The Rutherford Institute is warning government officials not to weaponize the COVID-19 health crisis in order to justify carrying out surveillance on and retaliating against persons who exercise their First Amendment rights to publicly protest government misconduct in a manner consistent with “social distancing” guidelines. The Institute issued its warning after officials reportedly threatened a Maryland family with up to a year in jail and a $5000 fine if they attempt to publicly assemble and protest the murder of 21-year-old Duncan Lemp, a software engineer and Second Amendment advocate, who was gunned down in his bedroom during an early morning, no-knock SWAT team raid on his house.

April 20, 2020

In a 6-3 ruling, the U.S. Supreme Court has declared that states must abide by the Sixth Amendment’s requirement of unanimous jury verdicts for convictions in criminal cases involving “serious offenses.” Pushing back against the idea that the application of fundamental constitutional rights is dependent on what state you live in, The Rutherford Institute had filed an amicus brief in Ramos v. Louisiana, asking the Supreme Court to prevent the states from “watering down” the rights of criminal defendants and arguing that the right to a unanimous jury in criminal cases—a right dating back to the Magna Carta—should be uniform throughout the United States. 

April 17, 2020

The Rutherford Institute is pushing back against an effort by police to chill constitutionally-protected civil rights protests through the use of retaliatory lawsuits.

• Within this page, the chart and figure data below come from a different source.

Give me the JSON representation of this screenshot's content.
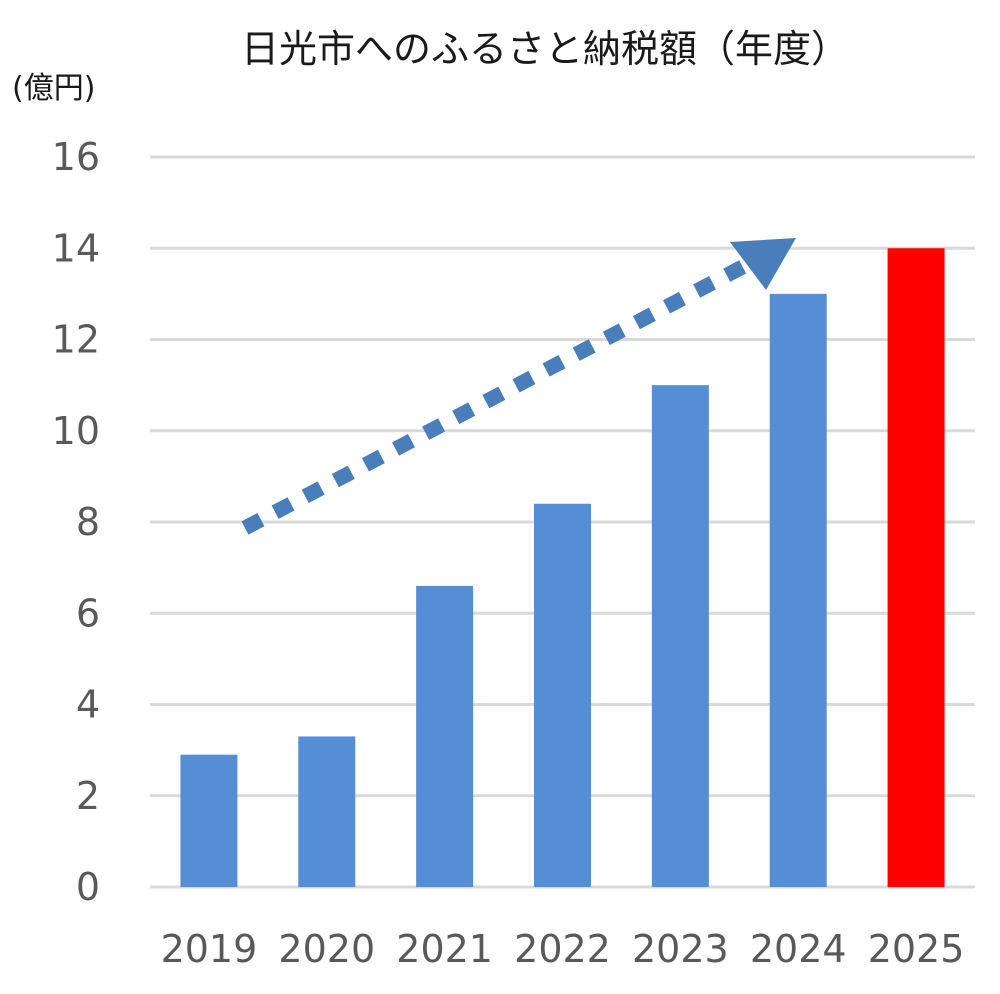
{
  "chart_data": {
    "type": "bar",
    "title": "日光市へのふるさと納税額（年度）",
    "ylabel": "(億円)",
    "xlabel": "",
    "categories": [
      "2019",
      "2020",
      "2021",
      "2022",
      "2023",
      "2024",
      "2025"
    ],
    "values": [
      2.9,
      3.3,
      6.6,
      8.4,
      11.0,
      13.0,
      14.0
    ],
    "bar_colors": [
      "#558ed5",
      "#558ed5",
      "#558ed5",
      "#558ed5",
      "#558ed5",
      "#558ed5",
      "#ff0000"
    ],
    "ylim": [
      0,
      16
    ],
    "yticks": [
      0,
      2,
      4,
      6,
      8,
      10,
      12,
      14,
      16
    ],
    "grid": true,
    "legend": "none",
    "annotation": "dotted upward trend arrow",
    "annotation_color": "#4a7ebb"
  }
}
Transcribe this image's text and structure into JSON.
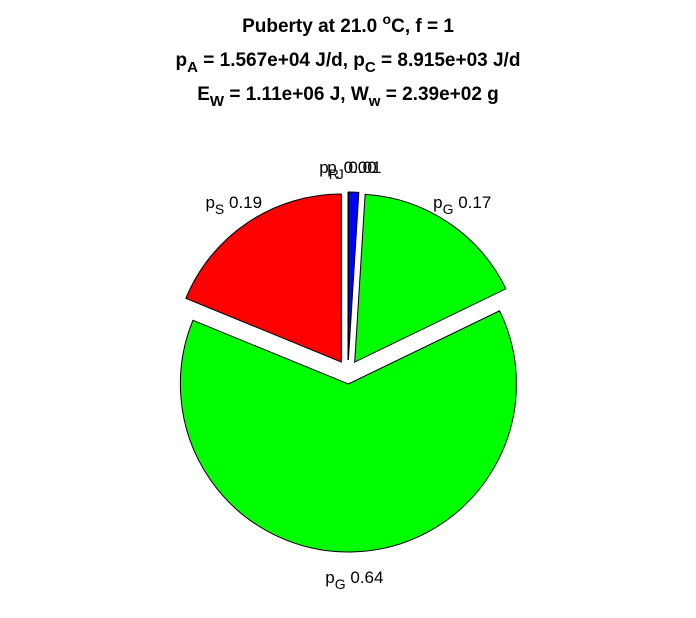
{
  "chart_data": {
    "type": "pie",
    "title": [
      [
        {
          "text": "Puberty at 21.0 "
        },
        {
          "sup": "o"
        },
        {
          "text": "C, f = 1"
        }
      ],
      [
        {
          "text": "p"
        },
        {
          "sub": "A"
        },
        {
          "text": " = 1.567e+04 J/d,  p"
        },
        {
          "sub": "C"
        },
        {
          "text": " = 8.915e+03 J/d"
        }
      ],
      [
        {
          "text": "E"
        },
        {
          "sub": "W"
        },
        {
          "text": " = 1.11e+06 J, W"
        },
        {
          "sub": "w"
        },
        {
          "text": " = 2.39e+02 g"
        }
      ]
    ],
    "labels": [
      {
        "text": "p",
        "sub": "R"
      },
      {
        "text": "p",
        "sub": "J"
      },
      {
        "text": "p",
        "sub": "G"
      },
      {
        "text": "p",
        "sub": "G"
      },
      {
        "text": "p",
        "sub": "S"
      }
    ],
    "values": [
      0.0,
      0.01,
      0.17,
      0.64,
      0.19
    ],
    "value_labels": [
      "0.00",
      "0.01",
      "0.17",
      "0.64",
      "0.19"
    ],
    "colors": [
      "#0000ff",
      "#0000ff",
      "#00ff00",
      "#00ff00",
      "#ff0000"
    ]
  }
}
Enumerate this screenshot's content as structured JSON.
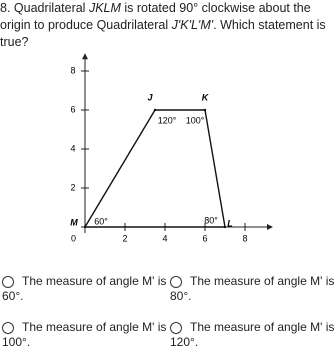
{
  "question": [
    "8. Quadrilateral ",
    "JKLM",
    " is rotated 90° clockwise about the origin to produce Quadrilateral ",
    "J'K'L'M'",
    ". Which statement is true?"
  ],
  "diagram": {
    "origin_label": "0",
    "xlim": [
      0,
      9
    ],
    "ylim": [
      0,
      8.5
    ],
    "xticks": [
      2,
      4,
      6,
      8
    ],
    "yticks": [
      2,
      4,
      6,
      8
    ],
    "vertices": [
      {
        "label": "M",
        "x": 0,
        "y": 0,
        "angle": "60°"
      },
      {
        "label": "J",
        "x": 3.5,
        "y": 6,
        "angle": "120°"
      },
      {
        "label": "K",
        "x": 6,
        "y": 6,
        "angle": "100°"
      },
      {
        "label": "L",
        "x": 7,
        "y": 0,
        "angle": "80°"
      }
    ]
  },
  "options": [
    "The measure of angle M' is 60°.",
    "The measure of angle M' is 80°.",
    "The measure of angle M' is 100°.",
    "The measure of angle M' is 120°."
  ]
}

In filing an amicus curiae brief with the U.S. Supreme Court in Mckesson v. Doe, Rutherford Institute attorneys are challenging a ruling by the Fifth Circuit Court of Appeals that allows law enforcement officials to hold protest organizers financially liable when officers get hurt (accidental or otherwise) while carrying out their duties at a constitutionally-protected demonstration, even when the organizers themselves did nothing to cause the injury. Incredibly, the lower court reasoned that organizers of a protest should be held responsible for engaging in activity that merely has the potential to involve police or require their presence, thereby exposing them to possible injuries. The case arose after a police officer, positioned near a group that was protesting police brutality in front of police headquarters, was hit by a projectile thrown by an unknown, unidentified individual. The injured officer sued one of the event organizers, DeRay Mckesson, for more than $75,000, despite the fact that Mckesson engaged in no acts of violence and did not incite or condone violence by others.